Most organizations that are considering securing their email systems are also looking at SSL certificates to aid in that effort.  Security certificates allow for encrypted communications using Outlook Web Access, Outlook Anywhere (RPC over HTTPS) and ActiveSync devices like Windows Mobile Smartphones. The issue is that a normal SSL certificate is bound to a single server, which means you'd have to obtain a signed certificate from a provider for each server you want to put into the solution.

You could use self-signed certificates to get around the issue of having to purchase individual certificates, but only at a cost.  Many applications will not accept self-signed certificates, and even Microsoft-controlled systems like OWA will kick up several layers of security errors - which will increase support headaches for you and your staff.

Alternately, you can obtain a Wildcard Certificate from a provider, which will allow you to use one certificate for multiple servers in your organization.  These certificates are more expensive than single-server options, but can give you much more flexibility with things like server rebuilds, migrations, and failover.  The only restriction is that the servers will have to be part of the same organization. That means that all the servers will have to be part of the same domain and/or forest in the sense of Active Directory.

Wildcard certificates can be defined at either the organizational level - such as *.wildcarddomain.com - or masked at another level, www*.wildcarddomain.com for example.  With the first example, all server identities that are part of wilddcarddomain.com will be able to share the certificate.  In the second, www1, www2 and even wwweb.wildcarddomain.com will be able to share the masked certificate.  Which you use will depend on the depth of security you are looking to implement, as more specific masks allow for less chance of someone spoofing the certificate for a foreign machine.

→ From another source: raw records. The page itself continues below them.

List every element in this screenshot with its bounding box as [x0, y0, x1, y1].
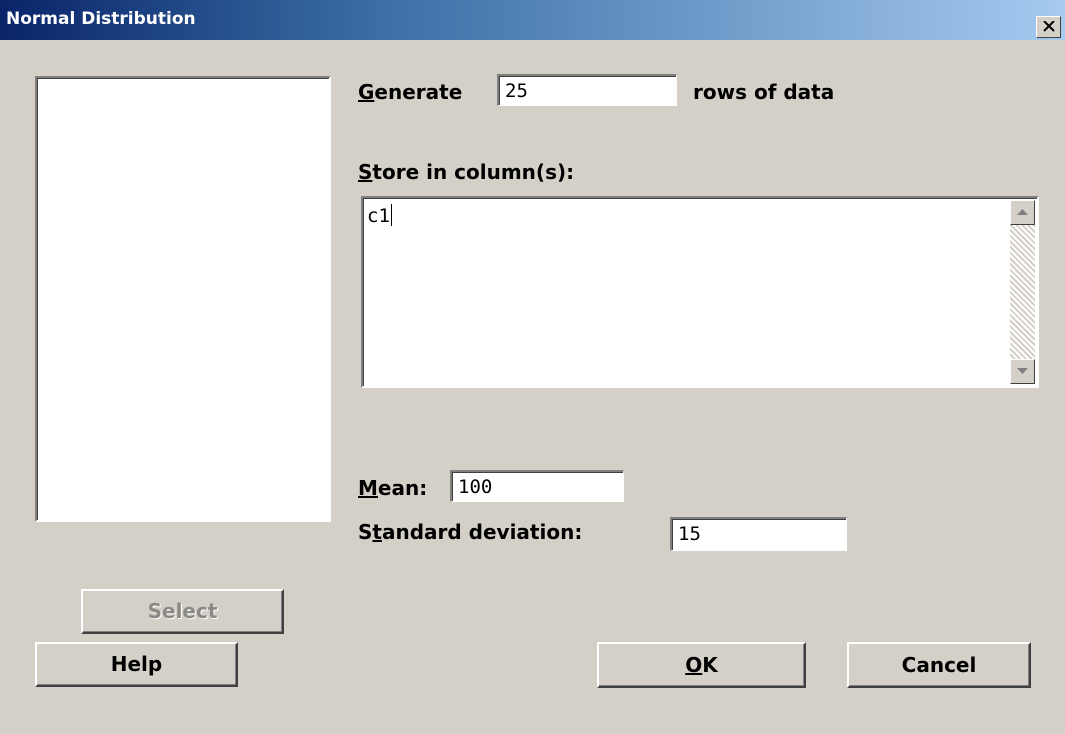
- ok-button-label: K: [702, 653, 718, 677]
- store-label: Store in column(s):: [358, 160, 574, 184]
- rows-suffix-label: rows of data: [693, 80, 835, 104]
- text-caret: [390, 204, 392, 226]
- help-button[interactable]: Help: [35, 642, 238, 687]
- std-prefix: S: [358, 520, 373, 544]
- title-bar[interactable]: Normal Distribution: [0, 0, 1065, 40]
- ok-mnemonic: O: [685, 653, 703, 677]
- mean-label-text: ean:: [377, 476, 428, 500]
- generate-label-text: enerate: [374, 80, 463, 104]
- store-value: c1: [367, 205, 390, 227]
- mean-value: 100: [458, 476, 493, 498]
- generate-mnemonic: G: [358, 80, 375, 104]
- select-button[interactable]: Select: [81, 589, 284, 634]
- variable-list[interactable]: [35, 76, 331, 522]
- store-mnemonic: S: [358, 160, 373, 184]
- arrow-up-icon: [1017, 209, 1028, 215]
- store-columns-text: c1: [367, 202, 392, 230]
- rows-input[interactable]: 25: [497, 74, 677, 106]
- cancel-button-label: Cancel: [901, 653, 977, 677]
- scroll-up-button[interactable]: [1010, 200, 1035, 225]
- rows-value: 25: [505, 80, 528, 102]
- scroll-down-button[interactable]: [1010, 359, 1035, 384]
- help-button-label: Help: [110, 652, 163, 676]
- std-value: 15: [678, 523, 701, 545]
- select-button-label: Select: [147, 599, 218, 623]
- mean-input[interactable]: 100: [450, 470, 624, 502]
- cancel-button[interactable]: Cancel: [847, 642, 1031, 688]
- mean-mnemonic: M: [358, 476, 378, 500]
- store-scrollbar[interactable]: [1010, 200, 1035, 384]
- std-mnemonic: t: [372, 520, 382, 544]
- normal-distribution-dialog: Normal Distribution Generate 25 rows of …: [0, 0, 1065, 734]
- store-label-text: tore in column(s):: [372, 160, 575, 184]
- window-title: Normal Distribution: [6, 9, 196, 29]
- ok-button[interactable]: OK: [597, 642, 806, 688]
- std-input[interactable]: 15: [670, 517, 847, 551]
- close-button[interactable]: [1036, 16, 1061, 38]
- arrow-down-icon: [1017, 368, 1028, 374]
- std-label-text: andard deviation:: [381, 520, 583, 544]
- close-icon: [1043, 21, 1055, 32]
- mean-label: Mean:: [358, 476, 427, 500]
- generate-label: Generate: [358, 80, 462, 104]
- store-columns-textarea[interactable]: c1: [361, 196, 1039, 388]
- std-label: Standard deviation:: [358, 520, 582, 544]
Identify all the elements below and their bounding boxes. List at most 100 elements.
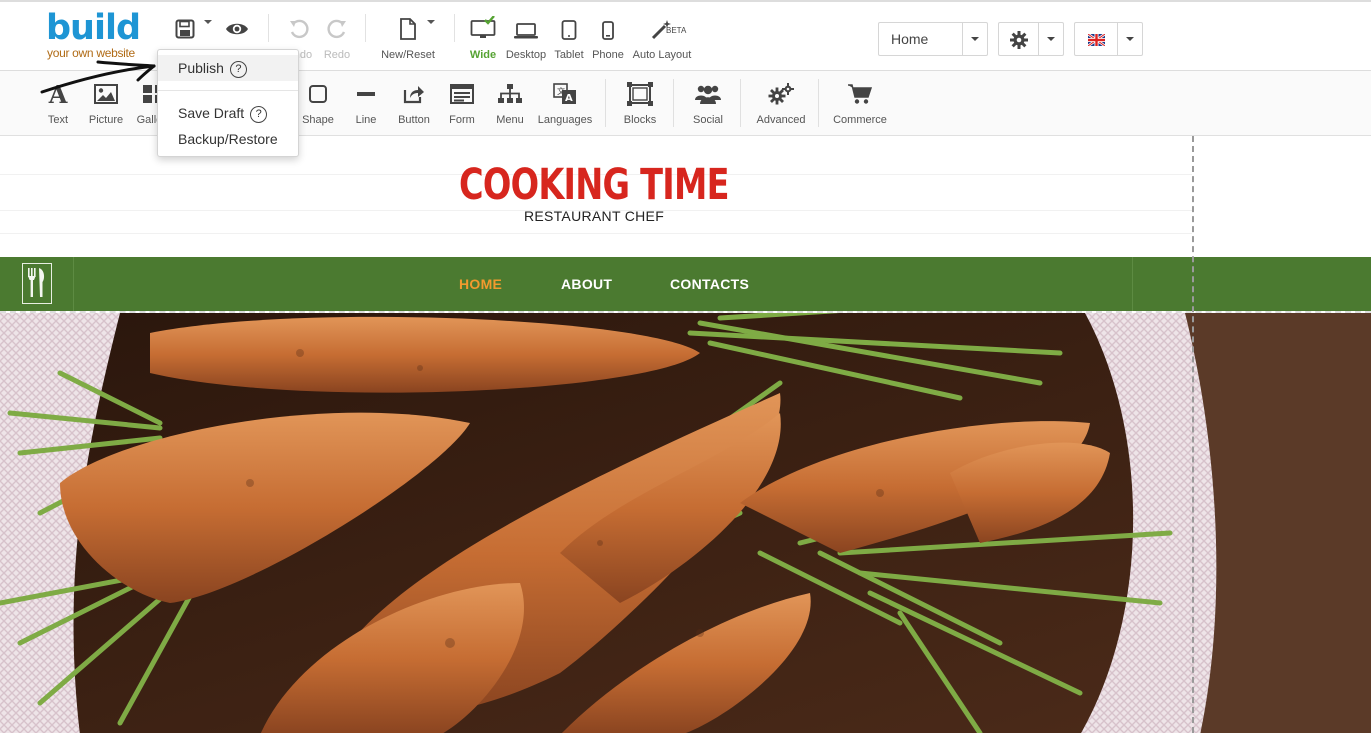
tool-menu[interactable]: Menu (490, 81, 530, 126)
toolbar-divider (740, 79, 741, 127)
nav-link-about[interactable]: ABOUT (561, 276, 612, 292)
chevron-down-icon (971, 37, 979, 41)
button-share-icon (394, 81, 434, 107)
nav-link-contacts[interactable]: CONTACTS (670, 276, 749, 292)
menu-divider (158, 90, 298, 91)
toolbar-divider (818, 79, 819, 127)
annotation-arrow (40, 60, 156, 94)
toolbar-divider (605, 79, 606, 127)
view-wide-button[interactable]: Wide (466, 16, 500, 61)
preview-eye-icon[interactable] (224, 16, 250, 42)
language-select[interactable] (1074, 22, 1143, 56)
editor-canvas[interactable]: COOKING TIME RESTAURANT CHEF HOME ABOUT … (0, 136, 1371, 733)
site-title[interactable]: COOKING TIME (459, 160, 729, 210)
save-dropdown-menu: Publish? Save Draft? Backup/Restore (157, 49, 299, 157)
magic-wand-icon: BETA (630, 16, 694, 40)
new-reset-label: New/Reset (381, 49, 435, 61)
tool-blocks-label: Blocks (623, 114, 657, 126)
monitor-icon (466, 16, 500, 40)
logo-main-text: build (46, 8, 141, 48)
tool-social[interactable]: Social (688, 81, 728, 126)
toolbar-divider (673, 79, 674, 127)
row-guide (0, 233, 1192, 234)
nav-link-home[interactable]: HOME (459, 276, 502, 292)
gears-icon (752, 81, 810, 107)
beta-badge: BETA (666, 26, 687, 35)
nav-divider (73, 257, 74, 311)
blocks-icon (620, 81, 660, 107)
users-icon (688, 81, 728, 107)
site-subtitle[interactable]: RESTAURANT CHEF (0, 208, 1188, 224)
tablet-icon (552, 16, 586, 40)
nav-divider (1132, 257, 1133, 311)
tool-blocks[interactable]: Blocks (620, 81, 660, 126)
tool-social-label: Social (693, 114, 723, 126)
tool-advanced[interactable]: Advanced (752, 81, 810, 126)
view-desktop-button[interactable]: Desktop (504, 16, 548, 61)
view-phone-label: Phone (592, 49, 624, 61)
menu-item-save-draft-label: Save Draft (178, 105, 245, 121)
redo-icon (322, 16, 352, 40)
menu-item-save-draft[interactable]: Save Draft? (158, 100, 298, 126)
undo-icon (284, 16, 314, 40)
tool-commerce-label: Commerce (833, 114, 887, 126)
tool-languages[interactable]: 文A Languages (535, 81, 595, 126)
auto-layout-button[interactable]: BETA Auto Layout (630, 16, 694, 61)
page-select[interactable]: Home (878, 22, 988, 56)
chevron-down-icon (1126, 37, 1134, 41)
view-wide-label: Wide (469, 49, 497, 61)
view-tablet-button[interactable]: Tablet (552, 16, 586, 61)
tool-picture-label: Picture (88, 114, 124, 126)
tool-line-label: Line (355, 114, 377, 126)
tool-button[interactable]: Button (394, 81, 434, 126)
shape-icon (298, 81, 338, 107)
svg-text:文: 文 (557, 86, 565, 96)
page-select-dropdown[interactable] (962, 23, 987, 55)
redo-label: Redo (323, 49, 351, 61)
site-header[interactable]: COOKING TIME RESTAURANT CHEF (0, 160, 1188, 224)
menu-item-publish-label: Publish (178, 60, 224, 76)
view-tablet-label: Tablet (554, 49, 584, 61)
toolbar-divider (268, 14, 269, 42)
form-icon (442, 81, 482, 107)
help-icon[interactable]: ? (229, 61, 247, 78)
new-reset-caret[interactable] (427, 20, 435, 24)
menu-item-backup-restore[interactable]: Backup/Restore (158, 126, 298, 152)
svg-text:A: A (565, 93, 573, 104)
cart-icon (830, 81, 890, 107)
laptop-icon (504, 16, 548, 40)
tool-form-label: Form (449, 114, 475, 126)
view-phone-button[interactable]: Phone (590, 16, 626, 61)
phone-icon (590, 16, 626, 40)
view-desktop-label: Desktop (505, 49, 547, 61)
canvas-width-guide[interactable] (1192, 136, 1194, 733)
chevron-down-icon (1047, 37, 1055, 41)
tool-menu-label: Menu (496, 114, 524, 126)
menu-item-backup-restore-label: Backup/Restore (178, 131, 278, 147)
page-select-value: Home (891, 31, 929, 47)
settings-dropdown[interactable] (1038, 23, 1063, 55)
fork-knife-icon[interactable] (22, 263, 52, 304)
tool-form[interactable]: Form (442, 81, 482, 126)
tool-languages-label: Languages (537, 114, 593, 126)
site-navbar[interactable]: HOME ABOUT CONTACTS (0, 257, 1371, 311)
tool-advanced-label: Advanced (756, 114, 806, 126)
save-dropdown-caret[interactable] (204, 20, 212, 24)
auto-layout-label: Auto Layout (632, 49, 692, 61)
gear-icon (1010, 31, 1028, 54)
hero-carrots-image[interactable] (0, 311, 1371, 733)
redo-button[interactable]: Redo (322, 16, 352, 61)
save-icon[interactable] (173, 16, 197, 42)
tool-line[interactable]: Line (346, 81, 386, 126)
tool-shape[interactable]: Shape (298, 81, 338, 126)
toolbar-divider (454, 14, 455, 42)
language-dropdown[interactable] (1117, 23, 1142, 55)
line-icon (346, 81, 386, 107)
menu-item-publish[interactable]: Publish? (158, 55, 298, 81)
settings-select[interactable] (998, 22, 1064, 56)
toolbar-divider (365, 14, 366, 42)
tool-shape-label: Shape (302, 114, 334, 126)
tool-commerce[interactable]: Commerce (830, 81, 890, 126)
sitemap-icon (490, 81, 530, 107)
help-icon[interactable]: ? (250, 106, 268, 123)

Once you install the wildcard certificates, you can allow services to move between servers within the same organization without breaking security. This can be extremely helpful for both migrations and disaster recovery, as you can have both of the servers shielded under the same certificate, and therefore you will not get naming errors when the users move or fail over. 

In a worst-case scenario, you can use single-server certificates on a migration or failover target, but your end users will get errors about the certificate being valid, but assigned to a different server name than the one they are connecting to.  You can then purchase another certificate after the fact and assign it to the target server to remove the error if/when needed.  However, wildcard certificates give a much better option for flexibility to you and your team.